Unknown author, quoted by Bryant S. Hinckley, in Kate B. Carter, comp., Our Pioneer Heritage, 20 vols. (1958–77), 14:198.
My, How Time Flies
“One night when I was sixteen years old, Father gave a Christmas party for his own children and their families and the nearest neighbors. We danced. My brothers were the musicians. We knew it was Father’s aim to end the party at ten o’clock, which he did right in the middle of a square-dance by ordering the musicians to stop. But Father didn’t know that my brothers had lifted me up to the clock many times that night. Each time I turned it back thirty minutes. It must have been past midnight when the party broke up.”

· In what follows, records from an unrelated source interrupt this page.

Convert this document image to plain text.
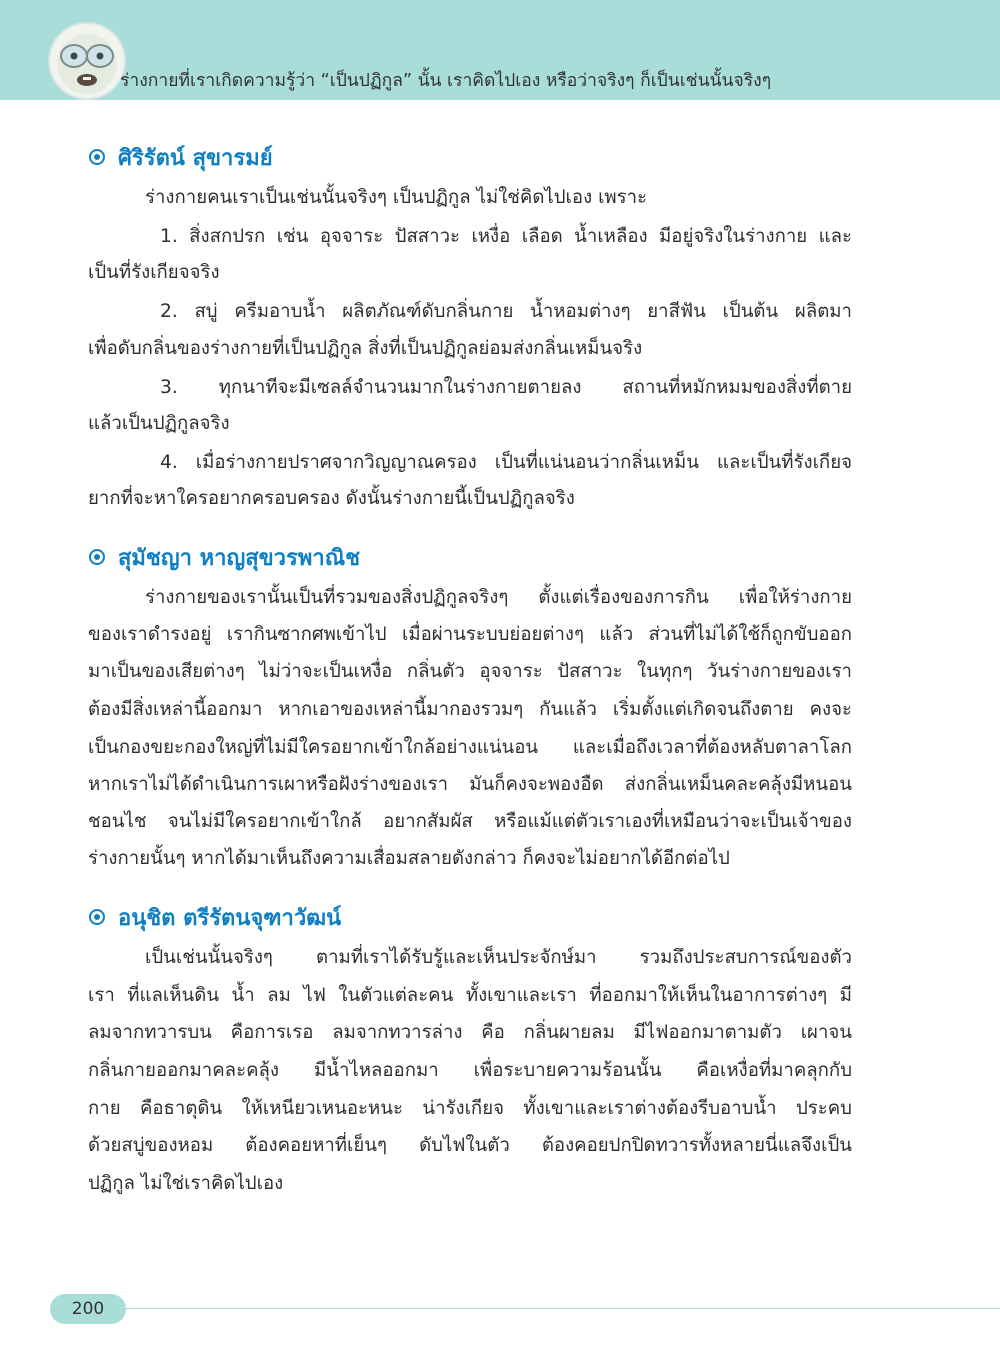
ร่างกายที่เราเกิดความรู้ว่า “เป็นปฏิกูล” นั้น เราคิดไปเอง หรือว่าจริงๆ ก็เป็นเช่นนั้นจริงๆ
ศิริรัตน์ สุขารมย์
ร่างกายคนเราเป็นเช่นนั้นจริงๆ เป็นปฏิกูล ไม่ใช่คิดไปเอง เพราะ
1. สิ่งสกปรก เช่น อุจจาระ ปัสสาวะ เหงื่อ เลือด น้ำเหลือง มีอยู่จริงในร่างกาย และ
เป็นที่รังเกียจจริง
2. สบู่ ครีมอาบน้ำ ผลิตภัณฑ์ดับกลิ่นกาย น้ำหอมต่างๆ ยาสีฟัน เป็นต้น ผลิตมา
เพื่อดับกลิ่นของร่างกายที่เป็นปฏิกูล สิ่งที่เป็นปฏิกูลย่อมส่งกลิ่นเหม็นจริง
3. ทุกนาทีจะมีเซลล์จำนวนมากในร่างกายตายลง สถานที่หมักหมมของสิ่งที่ตาย
แล้วเป็นปฏิกูลจริง
4. เมื่อร่างกายปราศจากวิญญาณครอง เป็นที่แน่นอนว่ากลิ่นเหม็น และเป็นที่รังเกียจ
ยากที่จะหาใครอยากครอบครอง ดังนั้นร่างกายนี้เป็นปฏิกูลจริง
สุมัชญา หาญสุขวรพาณิช
ร่างกายของเรานั้นเป็นที่รวมของสิ่งปฏิกูลจริงๆ ตั้งแต่เรื่องของการกิน เพื่อให้ร่างกาย
ของเราดำรงอยู่ เรากินซากศพเข้าไป เมื่อผ่านระบบย่อยต่างๆ แล้ว ส่วนที่ไม่ได้ใช้ก็ถูกขับออก
มาเป็นของเสียต่างๆ ไม่ว่าจะเป็นเหงื่อ กลิ่นตัว อุจจาระ ปัสสาวะ ในทุกๆ วันร่างกายของเรา
ต้องมีสิ่งเหล่านี้ออกมา หากเอาของเหล่านี้มากองรวมๆ กันแล้ว เริ่มตั้งแต่เกิดจนถึงตาย คงจะ
เป็นกองขยะกองใหญ่ที่ไม่มีใครอยากเข้าใกล้อย่างแน่นอน และเมื่อถึงเวลาที่ต้องหลับตาลาโลก
หากเราไม่ได้ดำเนินการเผาหรือฝังร่างของเรา มันก็คงจะพองอืด ส่งกลิ่นเหม็นคละคลุ้งมีหนอน
ชอนไช จนไม่มีใครอยากเข้าใกล้ อยากสัมผัส หรือแม้แต่ตัวเราเองที่เหมือนว่าจะเป็นเจ้าของ
ร่างกายนั้นๆ หากได้มาเห็นถึงความเสื่อมสลายดังกล่าว ก็คงจะไม่อยากได้อีกต่อไป
อนุชิต ตรีรัตนจุฑาวัฒน์
เป็นเช่นนั้นจริงๆ ตามที่เราได้รับรู้และเห็นประจักษ์มา รวมถึงประสบการณ์ของตัว
เรา ที่แลเห็นดิน น้ำ ลม ไฟ ในตัวแต่ละคน ทั้งเขาและเรา ที่ออกมาให้เห็นในอาการต่างๆ มี
ลมจากทวารบน คือการเรอ ลมจากทวารล่าง คือ กลิ่นผายลม มีไฟออกมาตามตัว เผาจน
กลิ่นกายออกมาคละคลุ้ง มีน้ำไหลออกมา เพื่อระบายความร้อนนั้น คือเหงื่อที่มาคลุกกับ
กาย คือธาตุดิน ให้เหนียวเหนอะหนะ น่ารังเกียจ ทั้งเขาและเราต่างต้องรีบอาบน้ำ ประคบ
ด้วยสบู่ของหอม ต้องคอยหาที่เย็นๆ ดับไฟในตัว ต้องคอยปกปิดทวารทั้งหลายนี่แลจึงเป็น
ปฏิกูล ไม่ใช่เราคิดไปเอง
200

From Christian Olsen family records, in Carter, Our Pioneer Heritage, 15:199.
A Jolly Time
“When the children awoke on Christmas morning in 1849, not a doll was to be found in all the land, no, not even a stick of candy, or an apple was found in the cabins. But the children and their parents were happy for all that. They were glad that they still had a little to eat, and prospects before them in their new homes were beginning to grow brighter every day. But, if there were no dolls or toys for the children, the fathers and mothers could not forget Christmas, and before the day was over they all had a jolly time.
“In the evening they met at the cabin of John Rowberry. This was the house where the first meetings were held. There they had an old fashioned dance to wind up the day, and it was the merriest crowd that ever met in a Christmas gathering. … But the great drawback was music. Not an instrument of any kind was to be found. Cyrus Call was a very good whistler and he whistled tunes while the merry pioneers danced.”
Sarah Tolman, in Kate B. Carter, comp., Treasures of Pioneer Heritage, 6 vols. (1952–57), 4:197–98.